Neben diesem Element geht nun aber im Grunde schon seit dem Beginn der geschichtlichen Phase ein anderes einher und kommt von den ersten geschichtlichen Hochkulturen, also von der dritten ihrer Epochen an, immer deutlicher zum Vorschein. Es ist dasjenige, das auf die geistige Verselbständigung der einzelnen Persönlichkeit hinzielt. Was in dieser Verselbständigung sich abspielt, ist dieses, daß auch jener Teil der ursprünglichen menschheitlichen Geistigkeit, der bisher noch als Kollektivgeistigkeit gewirkt, aber als solche bereits sich in Hautfarben und dann volklich differenziert hatte, sich nun im vollen Maße zu individualisieren, das heißt von den einzelnen Seelen als solchen gewissermaßen aufgesogen und angeeignet zu werden beginnt. Das Schöpfertum, das den Geist kennzeichnet, geht dadurch nun auf den Menschen als Seele, als Individualität über, und dieser beginnt dadurch zu geschichtlicher Bedeutung aufzusteigen und eine Rolle für die Gestaltung der allgemeinen Lebens- und Kulturverhältnisse zu spielen. Wie einstmals für jenen Teil der ursprünglich-menschheitlichen Geistigkeit, der sich schon in vorgeschichtlicher Zeit zu einzelnen Seelen individualisiert hatte, der Leib das Gefäß geworden war, so (S66) wird für diesen sich nun voll individualisierenden Teil jener Geistigkeit die Seele zum Gefäß. Sie wird dadurch erst zur Geist-Seele oder zur "Persönlichkeit" im vollen Sinne. "Persona" bedeutet im Lateinischen bekanntlich die Maske des Schauspielers, durch welche dessen Stimme "hindurchtönte". So wird jetzt die Seele die "Persona", durch welche der schöpferische Geist als individueller sich offenbart. Andererseits: so wie die Seele durch ihre Verbindung mit dem Geist zur "Geist-Seele" wird wo wird der Geist durch seine Individualisierung zum "Seelen-Geist". Er ist jetzt nicht mehr im früheren Sinne "leib-gebunden", sondern "seele-gebunden", das heißt er wird nicht mehr aus dem Vererbungsstrom empfangen und an diesen weitergegeben, sondern geht mit der Seele durch die Folge ihrer Wiederverkörperungen hindurch. Allerdings, weil er nun zunächst seele-gebunden wird, das heißt in die Seele einzieht und mit ihr in gewisser Weise verschmilzt, erzeugt er vorerst in ihr nur das Empfinden und damit die Überzeugung von ihrer Unvergänglichkeit überhaupt, vermag aber noch nicht das Bewußtsein von der Art und Weise in ihr zu erwecken, in welcher ihre Unvergänglichkeit sich darlebt. (Genaueres hierüber wird an späterer Stelle dargelegt werden.)

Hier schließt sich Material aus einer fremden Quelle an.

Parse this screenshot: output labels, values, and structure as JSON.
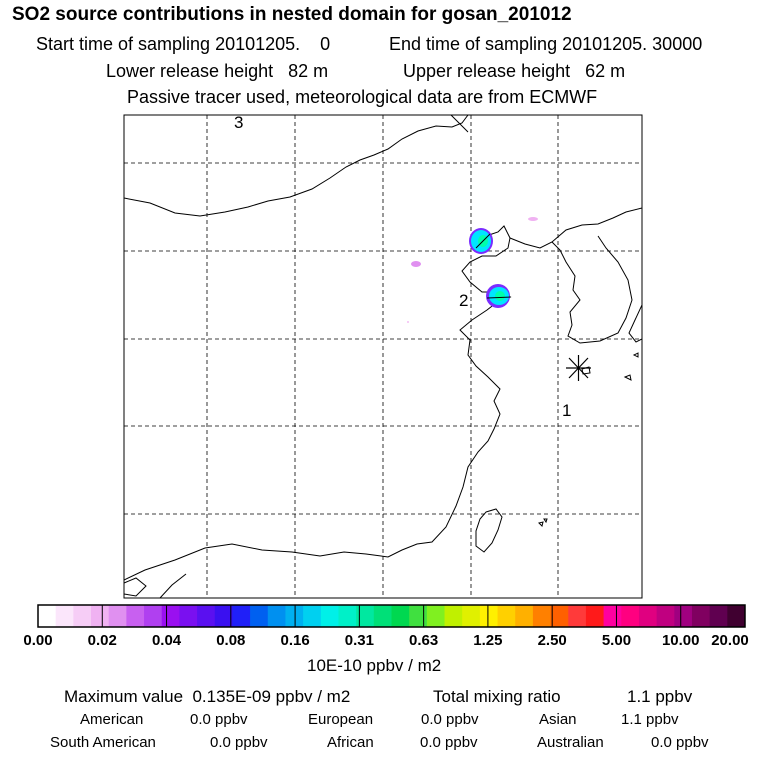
{
  "header": {
    "title": "SO2 source contributions in nested domain for gosan_201012",
    "start_label": "Start time of sampling 20101205.    0",
    "end_label": "End time of sampling 20101205. 30000",
    "lower_height": "Lower release height   82 m",
    "upper_height": "Upper release height   62 m",
    "note": "Passive tracer used, meteorological data are from ECMWF"
  },
  "map": {
    "region_labels": [
      "1",
      "2",
      "3"
    ],
    "receptor": "Gosan",
    "hotspot_colors": [
      "#00e5ff",
      "#7a2cff",
      "#00ffaa"
    ]
  },
  "colorbar": {
    "colors": [
      "#ffffff",
      "#fbe6fb",
      "#f6cdf6",
      "#f0b2f2",
      "#e090f0",
      "#c860f0",
      "#b040f0",
      "#9a10f0",
      "#7a10f0",
      "#5a10f0",
      "#3a10f0",
      "#2020f8",
      "#0060f0",
      "#0090f0",
      "#00b0f0",
      "#00d0f0",
      "#00f0e8",
      "#00f0c8",
      "#00e8a0",
      "#00e078",
      "#00d850",
      "#40e040",
      "#80f020",
      "#c0f000",
      "#e0f000",
      "#fff000",
      "#ffd000",
      "#ffb000",
      "#ff8000",
      "#ff6000",
      "#ff3a3a",
      "#ff1a1a",
      "#ff00a0",
      "#ff0080",
      "#e00080",
      "#c00080",
      "#a00080",
      "#800060",
      "#600050",
      "#400030"
    ],
    "tick_labels": [
      "0.00",
      "0.02",
      "0.04",
      "0.08",
      "0.16",
      "0.31",
      "0.63",
      "1.25",
      "2.50",
      "5.00",
      "10.00",
      "20.00"
    ],
    "unit": "10E-10 ppbv / m2"
  },
  "summary": {
    "max_value": "Maximum value  0.135E-09 ppbv / m2",
    "total_label": "Total mixing ratio",
    "total_value": "1.1 ppbv",
    "regions": [
      {
        "name": "American",
        "value": "0.0 ppbv"
      },
      {
        "name": "European",
        "value": "0.0 ppbv"
      },
      {
        "name": "Asian",
        "value": "1.1 ppbv"
      },
      {
        "name": "South American",
        "value": "0.0 ppbv"
      },
      {
        "name": "African",
        "value": "0.0 ppbv"
      },
      {
        "name": "Australian",
        "value": "0.0 ppbv"
      }
    ]
  }
}
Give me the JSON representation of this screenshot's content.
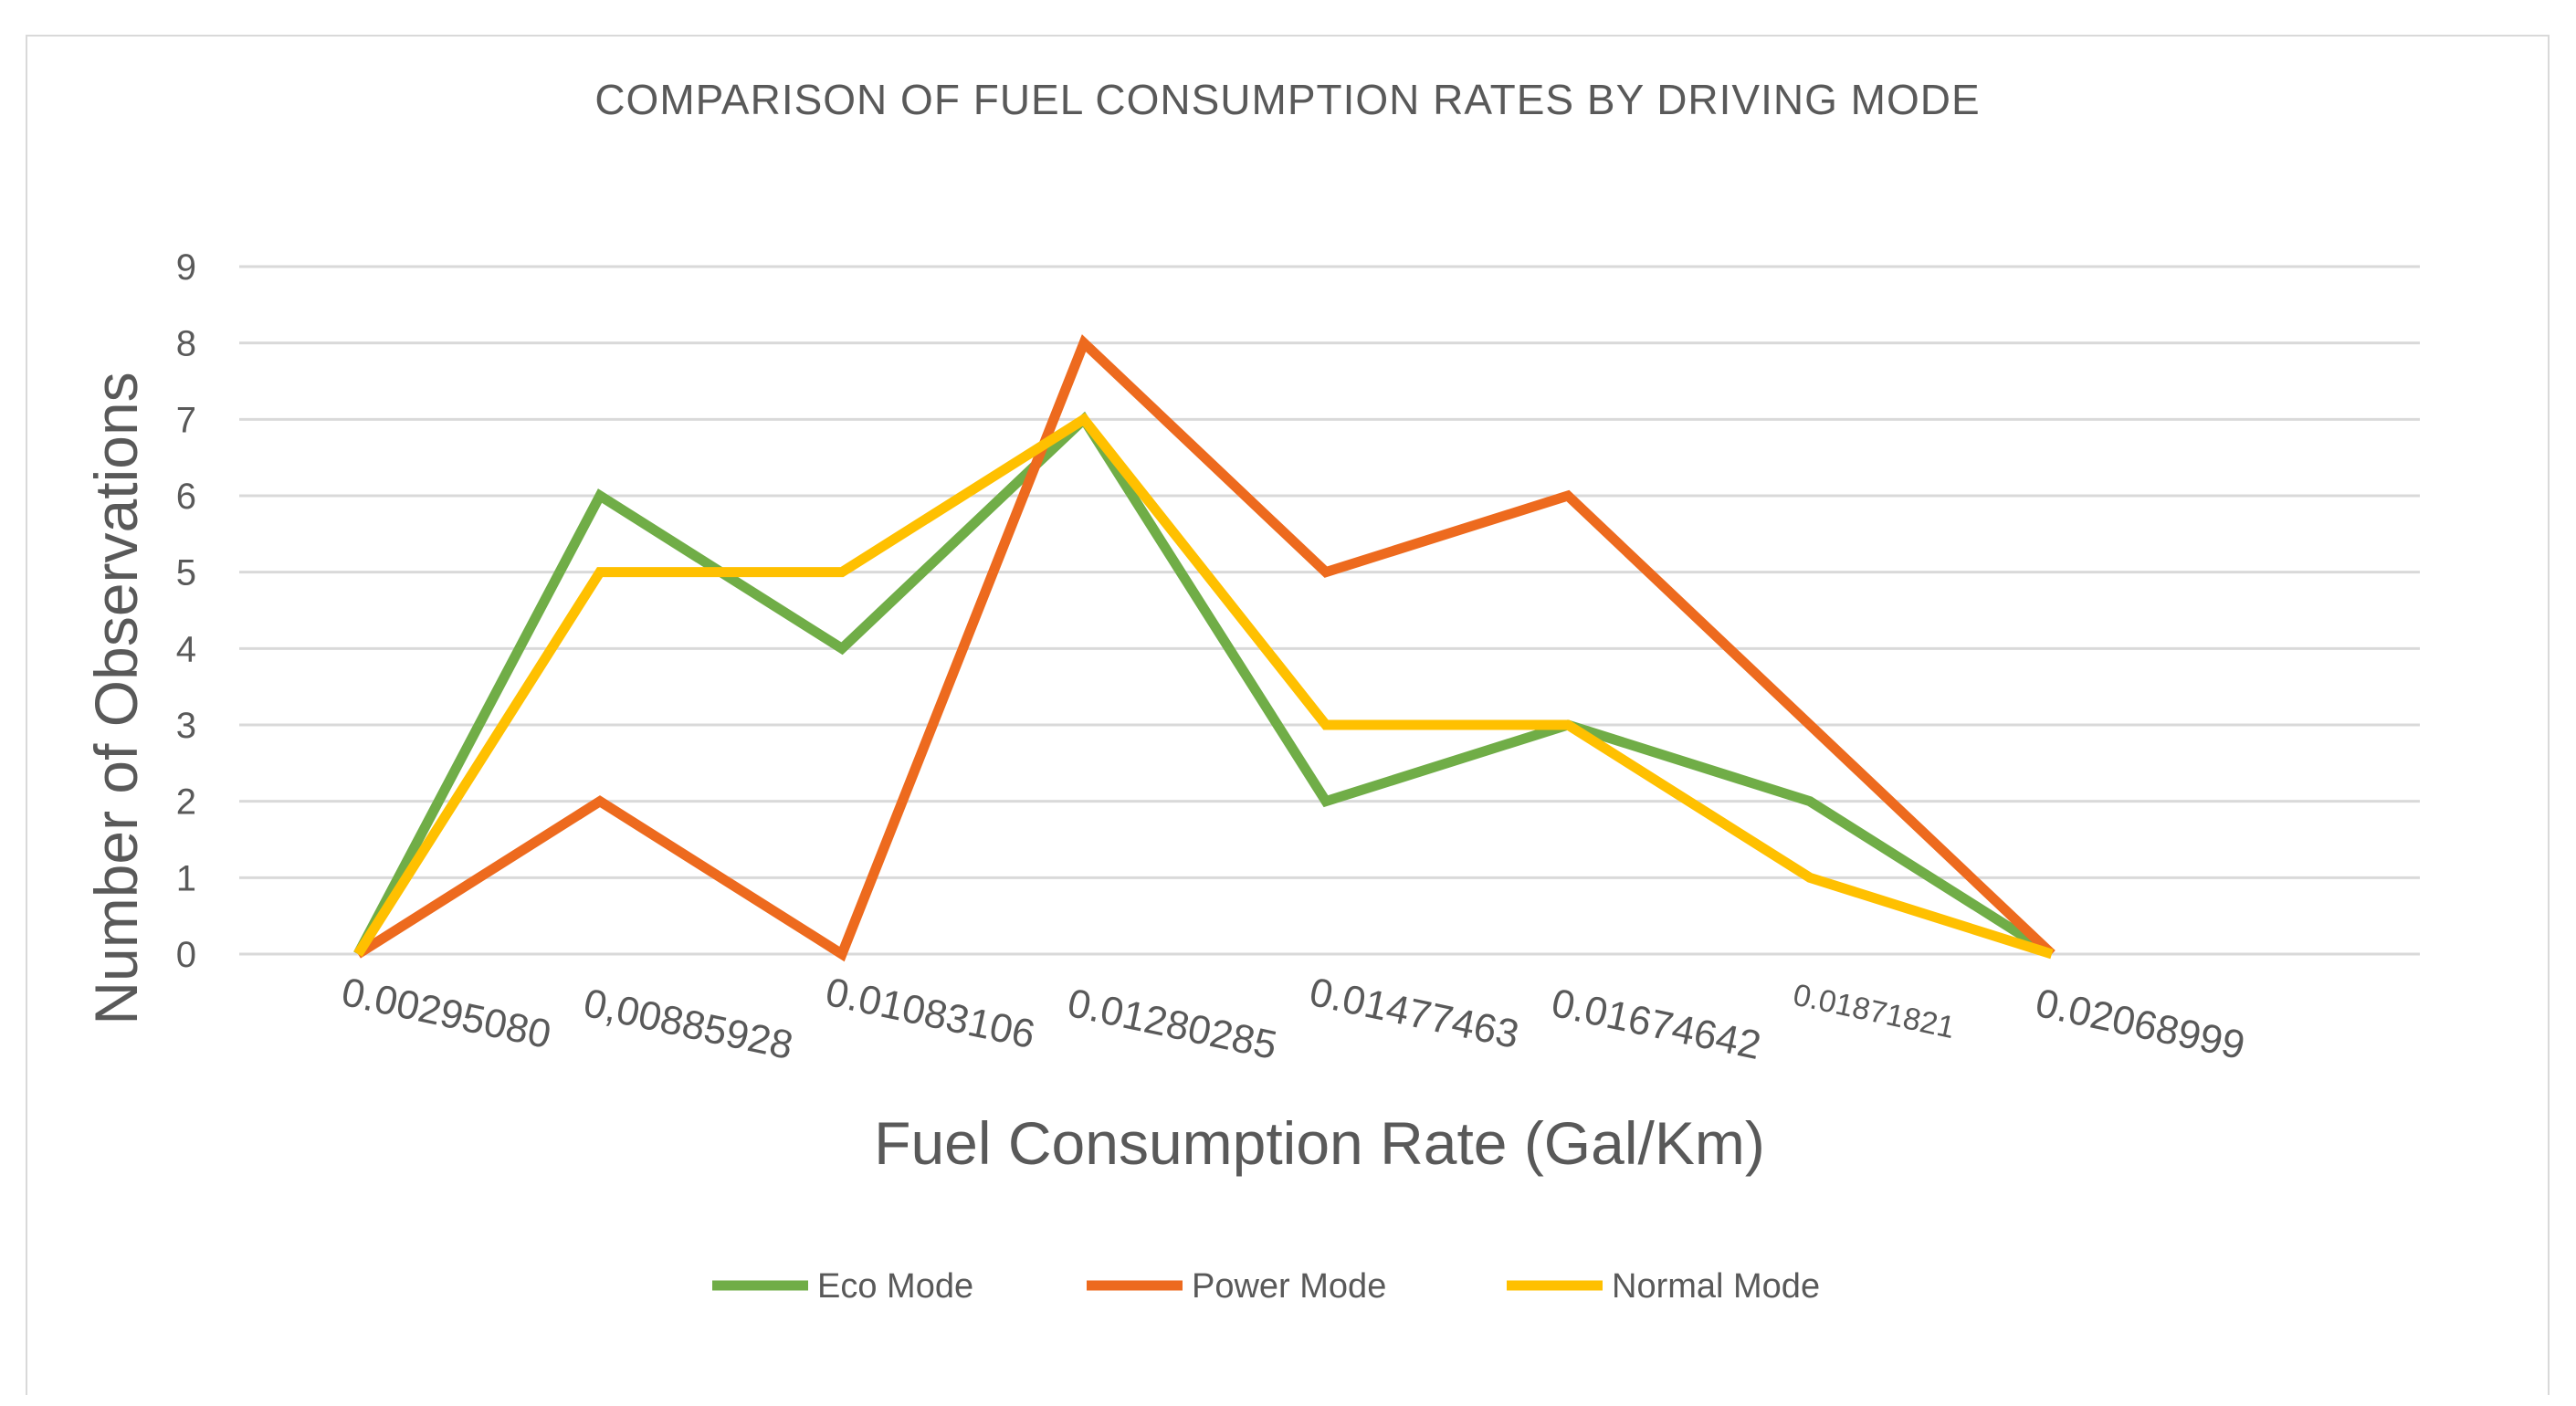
{
  "chart_data": {
    "type": "line",
    "title": "COMPARISON OF FUEL CONSUMPTION RATES BY DRIVING MODE",
    "xlabel": "Fuel Consumption Rate (Gal/Km)",
    "ylabel": "Number of Observations",
    "categories": [
      "0.00295080",
      "0,00885928",
      "0.01083106",
      "0.01280285",
      "0.01477463",
      "0.01674642",
      "0.01871821",
      "0.02068999"
    ],
    "ylim": [
      0,
      9
    ],
    "yticks": [
      "0",
      "1",
      "2",
      "3",
      "4",
      "5",
      "6",
      "7",
      "8",
      "9"
    ],
    "grid": true,
    "legend_position": "bottom",
    "series": [
      {
        "name": "Eco Mode",
        "color": "#70ad47",
        "values": [
          0,
          6,
          4,
          7,
          2,
          3,
          2,
          0
        ]
      },
      {
        "name": "Power Mode",
        "color": "#ed6a1e",
        "values": [
          0,
          2,
          0,
          8,
          5,
          6,
          3,
          0
        ]
      },
      {
        "name": "Normal Mode",
        "color": "#ffc000",
        "values": [
          0,
          5,
          5,
          7,
          3,
          3,
          1,
          0
        ]
      }
    ]
  }
}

Geschichtlich kommt all dies zum Ausdruck in der Entwicklung des Gedankenlebens. Denn dieses kann sich seiner Natur nach nur durch die Betätigung des einzelnen Menschen als solchen entfalten, ist aber seinem Inhalte nach von überpersönlicher Bedeutung. Wir haben im ersten Bande ausgeführt, wie das in Vorstellungen verlaufende persönliche Gedächtnis eine Begleit- oder Folge-Erscheinung der Gedankenbildung ist. Und so konnten wir denn auch zeigen, wie der Übergang von der ehemaligen Kollektivgeistigkeit zur Individualgeistigkeit in dem stufenweisen Sichherausringen des persönlich-vorstellungsmäßigen aus dem früheren mythischen Kollektivgedächtnis zum Ausdrucke kommt. Nur ist dies eben ein Prozeß, der viele Jahrausende in Anspruch nimmt. Wir kennzeichneten die einzelnen Stufen desselben als diejenigen der lokalisierten, der rhythmisierten und der seelisch-vorstellungsmäßigen Erinnerung, und wir schilderten, wie mit diesen Stufenschritten die verschiedenen Formen der geschichtlichen Überlieferung sich entfalten bis zur eigentlichen Geschichtsschreibung hin. Denn im Zusammenhang mit ihnen kommt ja auch die stufenweise Ausbildung der Schrift zustande.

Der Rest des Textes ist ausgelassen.